To begin with, the underlying assets for derivatives will be the stock index, and the derivatives will be futures, theoretically the derivatives of lowest risk.

Given that Vietnam’s securities market is at its very early stages of development, onshore bonds were actually “illiquid” because of small trading volume.

In terms of settlement methods for derivatives, the SSC preferred cash settlement thanks to its simplicity. Physical delivery, meanwhile, would likely generate investors’ manipulative acts, which was currently “very popular in the local market,” stated the commission.

Moreover, physical delivery would lead to problems when it came to ratios of foreign ownership, currently capped at 49 per cent.

Therefore, stock index futures settled by cash will be the first derivative developed by the market watchdog.

“We will go step by step from the simple [type of derivative] to the complicated,” said Ta Thanh Binh, deputy head of the SSC’s Market Development Department.

But a bigger problem is the absence of infrastructure to deal with derivatives.

While derivatives investors usually use high leverage, meaning they borrow a great deal of money from brokerage firms via margin trading accounts, authorities in Vietnam are only this year beginning to build a legal framework for leverage and margin trading.

The current technologies of local exchanges and clearing house are considered insufficient to handle derivatives transactions. 

In fact, demand for derivatives in Vietnam is very low. The nation has almost no derivatives at the moment, according to Lux-Development report.

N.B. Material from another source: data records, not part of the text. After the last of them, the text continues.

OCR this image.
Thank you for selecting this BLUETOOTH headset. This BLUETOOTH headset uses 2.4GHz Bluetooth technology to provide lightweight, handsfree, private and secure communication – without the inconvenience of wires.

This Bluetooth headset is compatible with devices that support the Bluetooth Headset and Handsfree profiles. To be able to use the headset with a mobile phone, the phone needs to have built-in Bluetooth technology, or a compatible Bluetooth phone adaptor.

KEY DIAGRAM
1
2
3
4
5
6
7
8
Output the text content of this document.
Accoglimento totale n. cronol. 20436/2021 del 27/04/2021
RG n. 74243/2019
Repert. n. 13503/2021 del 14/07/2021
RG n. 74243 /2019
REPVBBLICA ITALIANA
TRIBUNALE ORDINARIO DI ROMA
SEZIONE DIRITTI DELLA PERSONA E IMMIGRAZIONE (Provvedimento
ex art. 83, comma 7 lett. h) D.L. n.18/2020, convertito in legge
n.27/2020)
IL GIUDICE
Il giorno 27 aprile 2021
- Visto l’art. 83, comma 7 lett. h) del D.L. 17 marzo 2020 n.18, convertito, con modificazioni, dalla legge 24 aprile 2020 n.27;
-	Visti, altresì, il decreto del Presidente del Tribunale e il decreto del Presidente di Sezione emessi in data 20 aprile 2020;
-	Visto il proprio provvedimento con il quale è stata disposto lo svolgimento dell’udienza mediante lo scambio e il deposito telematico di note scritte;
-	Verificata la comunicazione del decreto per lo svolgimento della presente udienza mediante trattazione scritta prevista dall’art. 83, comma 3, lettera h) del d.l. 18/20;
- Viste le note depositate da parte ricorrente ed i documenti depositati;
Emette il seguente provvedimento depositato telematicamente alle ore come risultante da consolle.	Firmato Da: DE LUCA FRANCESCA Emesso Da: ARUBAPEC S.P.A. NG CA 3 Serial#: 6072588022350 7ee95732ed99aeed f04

Investors have only low awareness of derivatives as an instrument to hedge risks, despite the nation’s market being very vulnerable to global risks. Otherwise, local investors are all interested in speculation and have only basic knowledge of investment tools.

Dan Svensson, director for Dragon Capital Markets, said the the financial risk culture [in Vietnam] was still in its infancy. He said Vietnam needed a minimum 15 years to build up its derivatives market from the current base.

The SSC’s plan is part of a 20-year market development project. The comission expects to incorporate the “most basic issues” related to derivatives in the nation’s securities law in 2014.